Saturday, November 24th, more symptoms began to arise. From feeling drainage in my nasal cavity and the back of my throat to intense headaches, I was convinced I had a sinus infection. Soon, more pains began to come as everything from the waist down produced excruciating pains, alerting me that something more was wrong. Perhaps, it was the flu. However, the thought was ruled out and my dreaded COVID theory was brought to the forefront when at last that night, I lost my sense of taste and smell.
The following Monday, I decided I would get tested. From trying sinus medicine to trying to taste or smell any and everything, I was completely hopeless. However, I still held on to the hope that I had a sinus infection, which was not uncommon for me to have at all. Nevertheless, I decided to get tested after my afternoon class and was hit the next night with the dreaded results. My results came back positive, which meant almost two weeks of school missed and a stay in an isolated room. COVID had officially wrecked my semester and crushed my hopes of finishing strong. Although that was not the end of the problems it had caused, I had to adopt the perspective that I certainly was not the only student experiencing this.
For many students such as myself, COVID has created many issues in our lives regarding our health or the health of family members, causing our college studies to be greatly afflicted. For instance, I am a second-year college student at Abraham Baldwin Agricultural College and even at the beginning of this school term in August, COVID began to affect my studies. For, I had to spend my first couple of weeks of school in quarantine due to a roommate having to test for COVID.
For many, missing the first two weeks would not be a big deal. For students such as me, however, classes such as Statistics are ones not to be missed when you do not completely understand lecture notes taken by another student. So, one would look with great optimism that that their first quarantine would be the last, small storm involving COVID. However, this optimism proves to be quite unrealistic as COVID has continued to run rampant and cause problems not only in the United States, but all over the world as well.

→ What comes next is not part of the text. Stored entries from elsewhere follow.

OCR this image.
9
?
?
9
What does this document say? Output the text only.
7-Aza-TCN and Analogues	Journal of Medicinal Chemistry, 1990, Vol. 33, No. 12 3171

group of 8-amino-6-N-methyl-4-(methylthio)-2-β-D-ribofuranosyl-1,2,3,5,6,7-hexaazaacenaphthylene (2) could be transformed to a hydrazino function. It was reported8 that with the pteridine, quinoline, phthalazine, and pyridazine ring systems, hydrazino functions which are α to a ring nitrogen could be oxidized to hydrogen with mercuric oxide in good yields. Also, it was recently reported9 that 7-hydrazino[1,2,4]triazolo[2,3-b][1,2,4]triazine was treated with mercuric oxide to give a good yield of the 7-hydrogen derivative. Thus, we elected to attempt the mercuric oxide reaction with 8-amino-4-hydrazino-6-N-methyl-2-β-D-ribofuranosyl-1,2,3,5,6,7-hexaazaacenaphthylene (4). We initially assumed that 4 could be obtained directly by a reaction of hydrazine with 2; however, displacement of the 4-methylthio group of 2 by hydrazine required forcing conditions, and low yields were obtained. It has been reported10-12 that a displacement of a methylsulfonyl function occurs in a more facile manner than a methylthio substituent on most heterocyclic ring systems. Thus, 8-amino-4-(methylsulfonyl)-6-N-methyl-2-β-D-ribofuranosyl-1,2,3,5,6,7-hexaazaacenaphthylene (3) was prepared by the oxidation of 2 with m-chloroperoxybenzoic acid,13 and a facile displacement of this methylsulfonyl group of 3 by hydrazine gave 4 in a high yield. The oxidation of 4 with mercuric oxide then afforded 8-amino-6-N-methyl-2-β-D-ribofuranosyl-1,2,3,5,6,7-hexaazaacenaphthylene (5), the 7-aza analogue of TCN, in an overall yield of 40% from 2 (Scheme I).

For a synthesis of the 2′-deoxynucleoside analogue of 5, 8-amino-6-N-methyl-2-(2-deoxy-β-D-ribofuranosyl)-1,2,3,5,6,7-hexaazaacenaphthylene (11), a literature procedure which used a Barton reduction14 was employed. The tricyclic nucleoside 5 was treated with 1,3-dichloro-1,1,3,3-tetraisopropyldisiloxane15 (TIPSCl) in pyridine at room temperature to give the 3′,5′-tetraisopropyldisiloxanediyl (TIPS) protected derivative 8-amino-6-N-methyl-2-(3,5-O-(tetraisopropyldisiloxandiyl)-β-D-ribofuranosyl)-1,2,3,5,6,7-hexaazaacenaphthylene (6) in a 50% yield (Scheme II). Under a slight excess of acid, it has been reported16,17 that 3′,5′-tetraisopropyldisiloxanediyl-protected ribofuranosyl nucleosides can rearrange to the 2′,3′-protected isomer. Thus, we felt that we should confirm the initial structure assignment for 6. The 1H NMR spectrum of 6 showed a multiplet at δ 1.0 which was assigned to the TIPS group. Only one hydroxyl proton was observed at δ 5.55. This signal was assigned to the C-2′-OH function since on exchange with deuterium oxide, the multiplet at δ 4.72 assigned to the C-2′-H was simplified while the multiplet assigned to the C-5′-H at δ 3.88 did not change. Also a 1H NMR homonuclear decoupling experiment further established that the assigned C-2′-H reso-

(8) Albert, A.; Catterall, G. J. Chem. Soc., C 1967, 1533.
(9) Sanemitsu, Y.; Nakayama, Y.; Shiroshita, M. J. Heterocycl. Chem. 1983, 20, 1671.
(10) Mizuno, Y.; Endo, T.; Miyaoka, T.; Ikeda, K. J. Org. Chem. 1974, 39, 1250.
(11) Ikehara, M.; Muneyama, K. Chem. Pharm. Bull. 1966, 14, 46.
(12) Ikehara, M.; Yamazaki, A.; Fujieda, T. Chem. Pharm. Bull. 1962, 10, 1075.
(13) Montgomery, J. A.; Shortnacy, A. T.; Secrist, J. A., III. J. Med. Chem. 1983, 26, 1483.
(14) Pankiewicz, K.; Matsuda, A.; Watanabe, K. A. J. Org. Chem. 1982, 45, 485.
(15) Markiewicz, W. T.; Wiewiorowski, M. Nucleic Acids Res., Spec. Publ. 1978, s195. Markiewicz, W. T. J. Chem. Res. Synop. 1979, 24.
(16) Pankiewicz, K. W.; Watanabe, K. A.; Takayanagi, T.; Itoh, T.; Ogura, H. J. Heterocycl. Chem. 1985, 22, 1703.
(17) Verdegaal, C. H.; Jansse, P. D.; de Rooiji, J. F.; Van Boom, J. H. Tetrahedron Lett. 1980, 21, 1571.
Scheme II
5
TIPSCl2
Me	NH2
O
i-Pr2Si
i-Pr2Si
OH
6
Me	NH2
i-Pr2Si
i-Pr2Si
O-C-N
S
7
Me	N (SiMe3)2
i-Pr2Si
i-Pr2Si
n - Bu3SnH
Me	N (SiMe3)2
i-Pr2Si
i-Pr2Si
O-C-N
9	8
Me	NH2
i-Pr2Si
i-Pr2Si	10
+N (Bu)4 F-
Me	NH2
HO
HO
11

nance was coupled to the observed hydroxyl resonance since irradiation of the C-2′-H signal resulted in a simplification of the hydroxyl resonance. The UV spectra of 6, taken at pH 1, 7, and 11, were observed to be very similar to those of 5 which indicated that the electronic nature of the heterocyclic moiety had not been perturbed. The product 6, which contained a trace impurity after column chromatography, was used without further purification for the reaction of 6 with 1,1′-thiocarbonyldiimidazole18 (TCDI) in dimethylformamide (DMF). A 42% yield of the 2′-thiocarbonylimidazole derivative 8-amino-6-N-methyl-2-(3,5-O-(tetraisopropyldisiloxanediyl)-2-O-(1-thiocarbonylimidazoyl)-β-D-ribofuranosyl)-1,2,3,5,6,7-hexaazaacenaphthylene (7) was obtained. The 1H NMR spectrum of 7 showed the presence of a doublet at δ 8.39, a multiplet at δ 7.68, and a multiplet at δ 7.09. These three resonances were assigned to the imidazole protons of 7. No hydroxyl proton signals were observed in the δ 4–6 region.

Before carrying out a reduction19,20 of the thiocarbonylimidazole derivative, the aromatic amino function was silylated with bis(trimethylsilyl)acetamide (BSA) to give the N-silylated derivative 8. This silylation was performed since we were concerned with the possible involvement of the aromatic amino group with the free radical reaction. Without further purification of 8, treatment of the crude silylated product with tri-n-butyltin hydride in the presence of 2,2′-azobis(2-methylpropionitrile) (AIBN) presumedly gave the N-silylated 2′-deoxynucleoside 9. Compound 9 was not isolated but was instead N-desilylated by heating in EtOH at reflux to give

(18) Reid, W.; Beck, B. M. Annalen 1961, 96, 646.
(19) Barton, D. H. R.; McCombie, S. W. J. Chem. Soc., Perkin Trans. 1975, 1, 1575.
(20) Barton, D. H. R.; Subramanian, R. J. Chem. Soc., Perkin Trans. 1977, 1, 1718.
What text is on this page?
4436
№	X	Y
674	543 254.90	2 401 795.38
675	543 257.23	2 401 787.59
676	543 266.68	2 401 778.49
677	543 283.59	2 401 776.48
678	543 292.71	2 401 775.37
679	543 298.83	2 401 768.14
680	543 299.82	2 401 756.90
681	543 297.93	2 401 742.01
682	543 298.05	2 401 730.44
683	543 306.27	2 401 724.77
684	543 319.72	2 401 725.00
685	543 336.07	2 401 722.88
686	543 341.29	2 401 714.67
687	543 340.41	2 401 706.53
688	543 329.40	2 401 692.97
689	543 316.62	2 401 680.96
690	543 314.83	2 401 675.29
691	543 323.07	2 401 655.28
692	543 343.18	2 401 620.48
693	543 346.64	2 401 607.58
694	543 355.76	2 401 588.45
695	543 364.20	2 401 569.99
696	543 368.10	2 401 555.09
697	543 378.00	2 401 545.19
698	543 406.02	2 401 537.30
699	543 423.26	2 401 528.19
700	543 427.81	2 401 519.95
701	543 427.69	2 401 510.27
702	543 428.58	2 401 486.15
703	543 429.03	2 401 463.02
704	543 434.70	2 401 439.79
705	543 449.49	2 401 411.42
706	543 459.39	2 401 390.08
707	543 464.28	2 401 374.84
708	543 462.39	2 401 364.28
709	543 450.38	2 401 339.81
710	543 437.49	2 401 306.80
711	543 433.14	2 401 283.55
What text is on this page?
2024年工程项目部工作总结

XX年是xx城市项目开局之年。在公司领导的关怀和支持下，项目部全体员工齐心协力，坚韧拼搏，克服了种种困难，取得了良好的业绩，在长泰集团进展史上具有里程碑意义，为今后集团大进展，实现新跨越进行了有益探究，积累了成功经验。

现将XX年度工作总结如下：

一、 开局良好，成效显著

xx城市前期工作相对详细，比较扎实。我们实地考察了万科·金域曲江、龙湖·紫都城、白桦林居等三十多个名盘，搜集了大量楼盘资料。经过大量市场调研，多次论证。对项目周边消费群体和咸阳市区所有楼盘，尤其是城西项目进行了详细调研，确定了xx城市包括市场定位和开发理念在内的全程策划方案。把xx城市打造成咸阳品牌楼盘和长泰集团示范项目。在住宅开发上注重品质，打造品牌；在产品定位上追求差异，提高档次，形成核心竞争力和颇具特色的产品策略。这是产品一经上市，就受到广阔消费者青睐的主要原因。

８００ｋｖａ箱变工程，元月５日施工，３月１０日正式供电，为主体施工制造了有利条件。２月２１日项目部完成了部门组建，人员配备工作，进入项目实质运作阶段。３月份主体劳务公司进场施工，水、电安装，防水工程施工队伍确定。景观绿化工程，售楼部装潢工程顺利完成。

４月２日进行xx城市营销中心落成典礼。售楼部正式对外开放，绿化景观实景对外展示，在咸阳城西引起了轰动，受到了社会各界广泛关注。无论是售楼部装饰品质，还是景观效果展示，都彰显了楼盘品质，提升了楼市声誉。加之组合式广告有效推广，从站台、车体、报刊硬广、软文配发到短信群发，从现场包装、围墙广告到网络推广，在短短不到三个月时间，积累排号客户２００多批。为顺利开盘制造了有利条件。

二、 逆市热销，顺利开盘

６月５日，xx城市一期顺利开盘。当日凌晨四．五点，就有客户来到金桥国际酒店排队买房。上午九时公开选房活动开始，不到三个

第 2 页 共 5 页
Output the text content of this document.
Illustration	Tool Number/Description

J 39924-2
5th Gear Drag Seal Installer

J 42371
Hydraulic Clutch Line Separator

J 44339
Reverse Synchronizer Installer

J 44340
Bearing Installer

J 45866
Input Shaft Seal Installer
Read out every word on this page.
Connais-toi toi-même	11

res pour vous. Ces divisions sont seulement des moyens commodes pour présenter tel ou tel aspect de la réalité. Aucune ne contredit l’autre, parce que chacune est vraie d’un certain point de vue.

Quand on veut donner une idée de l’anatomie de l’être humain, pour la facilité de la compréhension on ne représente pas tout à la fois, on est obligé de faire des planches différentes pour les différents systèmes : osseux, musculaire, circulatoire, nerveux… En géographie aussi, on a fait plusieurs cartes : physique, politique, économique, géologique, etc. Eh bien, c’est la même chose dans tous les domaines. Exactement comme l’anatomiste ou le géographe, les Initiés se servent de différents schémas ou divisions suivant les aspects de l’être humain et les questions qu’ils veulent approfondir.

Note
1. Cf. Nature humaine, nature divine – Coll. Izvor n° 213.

For some students, professors do not cut any slack as if the students can control the predicaments they would be put in due to COVID. For others, the professors are a bit more understanding as the professors themselves have had to deal with uncomfortable and inconvenient teaching circumstances. For instance, my journalism professor, Dr. Thomas Grant at Abraham Baldwin Agricultural College said, “For this entire semester, I have been teaching half a class.” He furthermore went on to mention how each class session, he was not teaching the same half.
Conditions such as having to teach a different half of students each class session can prove tiresome when you must stay on track with the course schedule and material to be taught. Furthermore, it can be tiresome when you also must be cautious regarding your own health and not missing any class sessions. Yet, even with a common factor of COVID altering the teacher-student classroom dynamic, there still seems to be a great discord.
Such a discord has caused many students to have the worst semester of their lives. For some, they knew at midterms that their GPA would decrease dramatically. While for other students, they have even contemplated coming back to college next semester. When talking to a student who also works in the admissions office at Abraham Baldwin Agricultural College mentioned how this semester has been the worst academic semester among students that there ever has been. Furthermore, when having a talk with the Dean of Students, Bernice Hughs, said, “I do get a lot of students saying that they’re going to have to really work hard to dig themselves out of this.” With this statement alone, one can size up the magnitude of COVID’s impact on the fall semester.
In looking at all of these occurrences, I have often asked myself and heard others ask if things will ever get back to “normal”. In my opinion, the answer is in the events that have already happened this year. From me not only contracting COVID but having to stay in the hospital due to having a blood clot in both lungs to my fellow associates also having battles with COVID, the answer is sure to be “not at all.”
Nevertheless, one can only put a foot forward and look ahead in expectation of a new, promising era to arise out of this pandemic.